一張紙輕飄飄的,他怕這東西一轉眼就不見了,所以一直貼身帶著,誰都偷不走。
這人要是等他把丹方改好了來偷丹藥倒也出不了什么大事,可這人偷走的是他按著他師父的丹方煉制出來的丹藥,這就有事了。
這事說起來其實也怪他,丹方他一直改不出來,他看怡親王和五阿哥走了,就急了,這一急他就想看看按著他師父的方子煉出的丹藥是什么樣子的,然后他就真煉出來了。
他來了這兒這么久,還是第一次煉出丹藥,之前的那些藥材始終不能成丹,說是廢丹都擡舉它們了,它們只能被叫做藥渣。
這位尤副總管在他跟前做了這么久的戲,就為了從他這兒拿一顆丹藥,好不容易他真煉出丹藥來了,他怎么能忍住不拿呢?
當然了,這事在這人那兒是拿,在他這兒就是偷。
按說他應該沒什么好怕的才對,這顆丹藥又不是他故意弄丟的,是被偷了,既然是偷的,那這人必然不敢輕易拿出來,這人都不怕,他怕什么呢。
他不怕這個,但他怕別的,他怕那位尤副總管沒把東西藏好,讓人看見了,他更怕這人以為這真東西吃下去之后真能長生不老,給吃了。
這么一想,他覺得還真有這可能,終于坐不住了。
可他來了這兒之后就沒出去過,他要用什么理由出去呢?
他正想著要編什么理由外頭守著他的人才會相信,就見有人進來了,他都沒看清這人長什么樣,就聽見他說蘇培盛蘇公公來了,要見他,正朝這邊過來,讓他準備準備。

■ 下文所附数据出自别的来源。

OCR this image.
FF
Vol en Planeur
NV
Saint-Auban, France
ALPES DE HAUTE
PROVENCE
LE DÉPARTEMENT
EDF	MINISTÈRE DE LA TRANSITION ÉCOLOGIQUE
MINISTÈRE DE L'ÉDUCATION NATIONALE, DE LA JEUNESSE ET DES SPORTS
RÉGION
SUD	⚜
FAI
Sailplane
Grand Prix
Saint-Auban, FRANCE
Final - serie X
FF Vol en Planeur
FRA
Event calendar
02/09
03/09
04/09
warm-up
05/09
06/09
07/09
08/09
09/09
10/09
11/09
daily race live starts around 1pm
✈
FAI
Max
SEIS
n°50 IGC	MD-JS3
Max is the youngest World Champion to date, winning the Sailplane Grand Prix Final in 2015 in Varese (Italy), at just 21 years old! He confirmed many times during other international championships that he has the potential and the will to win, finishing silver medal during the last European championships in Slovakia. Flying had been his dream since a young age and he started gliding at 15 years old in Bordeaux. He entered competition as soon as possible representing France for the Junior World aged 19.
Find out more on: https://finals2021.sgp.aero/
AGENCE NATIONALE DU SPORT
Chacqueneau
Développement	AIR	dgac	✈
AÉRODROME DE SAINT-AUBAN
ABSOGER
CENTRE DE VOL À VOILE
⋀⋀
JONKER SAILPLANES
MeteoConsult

準備他有什么好準備的,他這兒就是再準備也就這樣了,他費那功夫做什么他想。
不過這位蘇公公是怎么回事,自己想他來的時候他不來,自己怕他來的時候他還真就來了。
這下好了,他也不用為了要出去想什么理由了,老老實實的等著這位蘇公公來見他就行。
他之前還當那位尤副總管是好人,還想著蘇公公要是當著他的面為難尤副總管他幫著解解圍。
現在想想他是真挺傻的,能混成副總管太監的人怎么會是好人,就算是好人那也不可能對他好,他算哪兒根蔥呢,人家憑什么對他好。
他覺得他與其擔心人家還不如擔心擔心他自己,他有種預感,自己這會要是說錯了話怕是要大禍臨頭了。
他以為尤副總管偷了丹藥之后不是藏起來了就是自己吃了,他怎么都沒想到這位尤副總會讓人給宮里傳話,說他煉出丹藥來了,蘇公公就是因為這個才來了他這兒。
他是煉出丹藥了不假,可那丹藥是按著他師父的方子煉的,所以這丹藥雖然煉出來了,也不能說是他煉出來的,畢竟沒有他師父的丹方他也煉不出東西來不是。
不過這事關尤副總管什么事,他偷丹藥這事自己還沒跟他計較,他居然就把這事報上去了,這會兒自己別說幫這人了,打這人一頓的心思都有了。
人家畢竟是副總管太監,他算哪號排面上的人物,真打這人一頓是不可能了,也只能見機行事了。